En el reportaje extenso de esta edición de PERFIL de hoy con Ricardo López Murphy, se reflexiona entre el ideal: no tener inflación, y lo real: el costo que inicialmente tendría su eliminación. La inflación es un mal remedio que aplican los gobiernos. En el caso de Néstor Kirchner, que fue el verdadero responsable de su renacimiento porque comenzó su mandato con 6% anual de inflación. Con nuestra clásica bulimia buscando popularidad, Kirchner despidió a Lavagna para inyectar más demanda agregada a la que ya generaba una sana economía en crecimiento, Macri lo hizo usando el dinero del blanqueo para la Reparación Histórica previsional al mismo tiempo de bajar las retenciones a las exportaciones, que años después el FMI le hizo reponer.
Ahora la situación es más grave, ya no se trata de agregar demanda sino de mantenerla en niveles de subsistencia, porque reducir la inflación a estándares mundiales de un dígito dejaría al fisco sin lo que recauda por el gigante impuesto inflacionario y reduciría los ingresos del Estado en el equivalente al 3,5% del total del producto bruto, casi un 8% del total del gasto.
Esta cuenta es con la economía actual pero quien gane las elecciones en 2023 deberá proponer otra economía donde su promesa de baja de inflación no genere más pobreza porque se compense con crecimiento económico producido por otras premisas.
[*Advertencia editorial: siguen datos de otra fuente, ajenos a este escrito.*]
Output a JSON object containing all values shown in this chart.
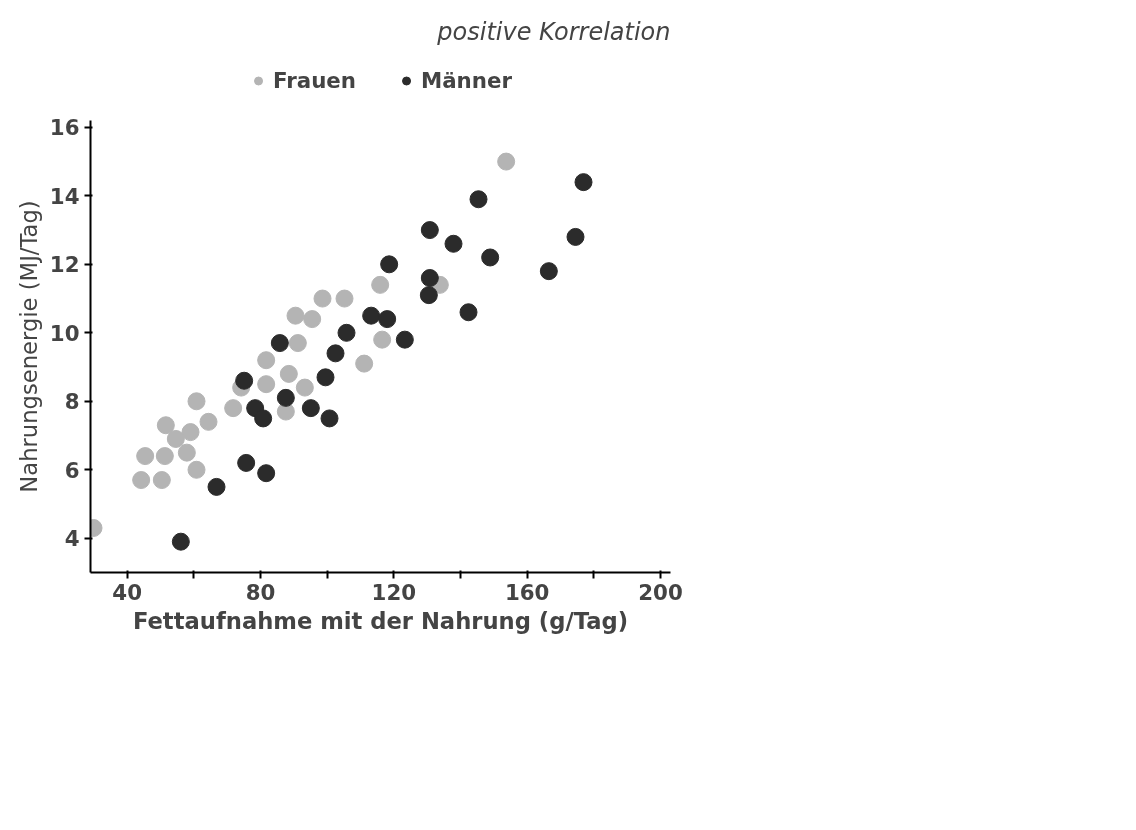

El acuerdo con el Fondo Monetario Internacional, como bien dice la oposición, es para que el gobierno de Alberto Fernández llegue a diciembre de 2023 sin una implosión y no para que baje la inflación, como también bien explica Rubinstein. Nada distinto del acuerdo del FMI con Mauricio Macri para lo mismo: llegar a las elecciones de 2019 sin implosión, y en ambos casos con alguna posibilidad electoral.
Mañana el reportaje largo de PERFIL será al Premio Nobel Joseph Stiglitz, quien, a diferencia de López Murphy, cree que la prioridad actual de la Argentina no es la inflación sino la pobreza.
Cuando en diciembre pasado entrevisté a Alberto Fernández, una de las preguntas fue: “Cuando se tratan temas de equilibrio fiscal, de ajuste o de superávit, lo que se discute es cómo se financia el Estado. O se lo financia endeudándose, aumentando impuestos, bajando gastos o cobrando impuesto inflacionario. Implica asumir que la inflación es un impuesto para financiarse. Dado que no tenemos quién nos preste más, no queremos endeudarnos, no logramos ponernos de acuerdo en qué aumentos de impuestos producir y no podemos ponernos de acuerdo en qué bajar. ¿No sería transparentar decir que nos financiamos de esa manera?”
Y su respuesta fue: “Pero no queremos financiarnos con impuesto inflacionario. La inflación es muy nociva. Es el impuesto que paga el pobre, el que consume”.
Esa es la declaración políticamente correcta de todos los gobernantes pero, puestos a administrar, enfrentan su dilema: al producir la reducción del gasto público necesario para no emitir, inicialmente quienes más sufrirían el ajuste serían los pobres, aunque con el tiempo serían los más beneficiados. Pero, como decía Keynes: “En el largo plazo todos estaremos muertos”.